Tonight we were assigned to read I Samuel 14 and its account of Jonathan and his armor bearer storming a Philistine stronghold. With a real story—maybe even one David passed down to his son— the account illustrated one of the verses in Proverbs that I transcribed upon a Lake Tahoe hotel note sheet and upon which I’ve meditated since that business trip 3 months ago.
Proverbs 21:22 says that “a wise man scales the city of the mighty and brings down the stronghold in which they trust.”
I run an ad agency with a lot of deadlines, demands, and task lists. I’m a check lister, always reminding myself with what I have to do. And I get things done. But I usually push the most mentally and socially difficult projects until I can’t anymore.
I’ll scale the watch tower all day—the easy steps. I’m not a Jonathan or even his support man. And that holds true in my spiritual life, too.

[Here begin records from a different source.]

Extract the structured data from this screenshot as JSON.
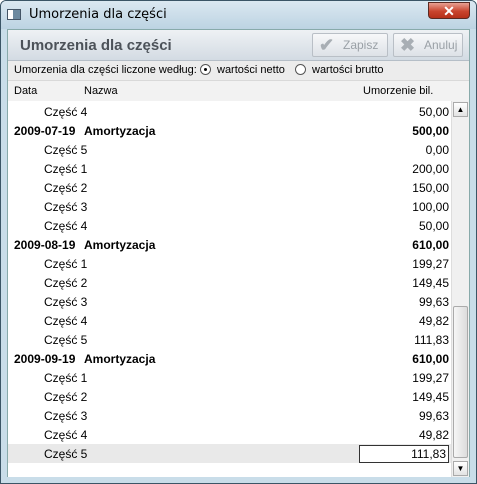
{
  "window": {
    "title": "Umorzenia dla części",
    "close_glyph": "✕"
  },
  "header": {
    "title": "Umorzenia dla części"
  },
  "toolbar": {
    "save_label": "Zapisz",
    "cancel_label": "Anuluj",
    "save_icon": "check-icon",
    "cancel_icon": "x-icon"
  },
  "options": {
    "label": "Umorzenia dla części liczone według:",
    "net_label": "wartości netto",
    "gross_label": "wartości brutto",
    "selected": "net"
  },
  "columns": {
    "date": "Data",
    "name": "Nazwa",
    "amount": "Umorzenie bil."
  },
  "rows": [
    {
      "type": "part",
      "date": "",
      "name": "Część 4",
      "amount": "50,00"
    },
    {
      "type": "group",
      "date": "2009-07-19",
      "name": "Amortyzacja",
      "amount": "500,00"
    },
    {
      "type": "part",
      "date": "",
      "name": "Część 5",
      "amount": "0,00"
    },
    {
      "type": "part",
      "date": "",
      "name": "Część 1",
      "amount": "200,00"
    },
    {
      "type": "part",
      "date": "",
      "name": "Część 2",
      "amount": "150,00"
    },
    {
      "type": "part",
      "date": "",
      "name": "Część 3",
      "amount": "100,00"
    },
    {
      "type": "part",
      "date": "",
      "name": "Część 4",
      "amount": "50,00"
    },
    {
      "type": "group",
      "date": "2009-08-19",
      "name": "Amortyzacja",
      "amount": "610,00"
    },
    {
      "type": "part",
      "date": "",
      "name": "Część 1",
      "amount": "199,27"
    },
    {
      "type": "part",
      "date": "",
      "name": "Część 2",
      "amount": "149,45"
    },
    {
      "type": "part",
      "date": "",
      "name": "Część 3",
      "amount": "99,63"
    },
    {
      "type": "part",
      "date": "",
      "name": "Część 4",
      "amount": "49,82"
    },
    {
      "type": "part",
      "date": "",
      "name": "Część 5",
      "amount": "111,83"
    },
    {
      "type": "group",
      "date": "2009-09-19",
      "name": "Amortyzacja",
      "amount": "610,00"
    },
    {
      "type": "part",
      "date": "",
      "name": "Część 1",
      "amount": "199,27"
    },
    {
      "type": "part",
      "date": "",
      "name": "Część 2",
      "amount": "149,45"
    },
    {
      "type": "part",
      "date": "",
      "name": "Część 3",
      "amount": "99,63"
    },
    {
      "type": "part",
      "date": "",
      "name": "Część 4",
      "amount": "49,82"
    },
    {
      "type": "part",
      "date": "",
      "name": "Część 5",
      "amount": "111,83"
    }
  ]
}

I’m good at pointing out to myself what I need to do and checking the easy things (like encouragement notes or Powerpoint® slides) off my spiritual to-do list. “Yep, got my chapter in Proverbs read today, my little prayer . . . even listened to praise and worship music while I worked.”
I’m good at pointing out the spiritual to-do lists for my wife, my friends, and my extended family. Tonight I thought about my sister-in-law and little brother, both at the breaking off point with their dating partners and each needing but struggling to let go of their unhealthy “loves” and move on to the better choices and chances ahead.
Yet, as I walked through the late rain tonight, I was convicted of the mote in my eye, my struggle with sensuality and arrogance and materialism.
So I need not only to conquer the strongholds—the big challenges—but also to vanquish the small hurdles. Probably the latter first. Maybe right now those besetting sins are the strongholds or just foreshortened against the horizon of grander pending battles.
I took solace in the fact that in this passage even courageous Jonathan accomplished all of this crawling on his hands and knees. He didn’t go Rambo-blazing into some Pakistani cave. He scrambled from one small outcropping to the next. He probably scraped his knees and elbows and maybe even his chin. It wasn’t easy for him.
But the cumulative effort initiated far more of a victory than all of his dad’s troops waiting to do the hard thing. He made their hard thing easier.
And maybe, once I start knocking out these random enemies, it will make it easier for my loved ones to start conquering their Philistines.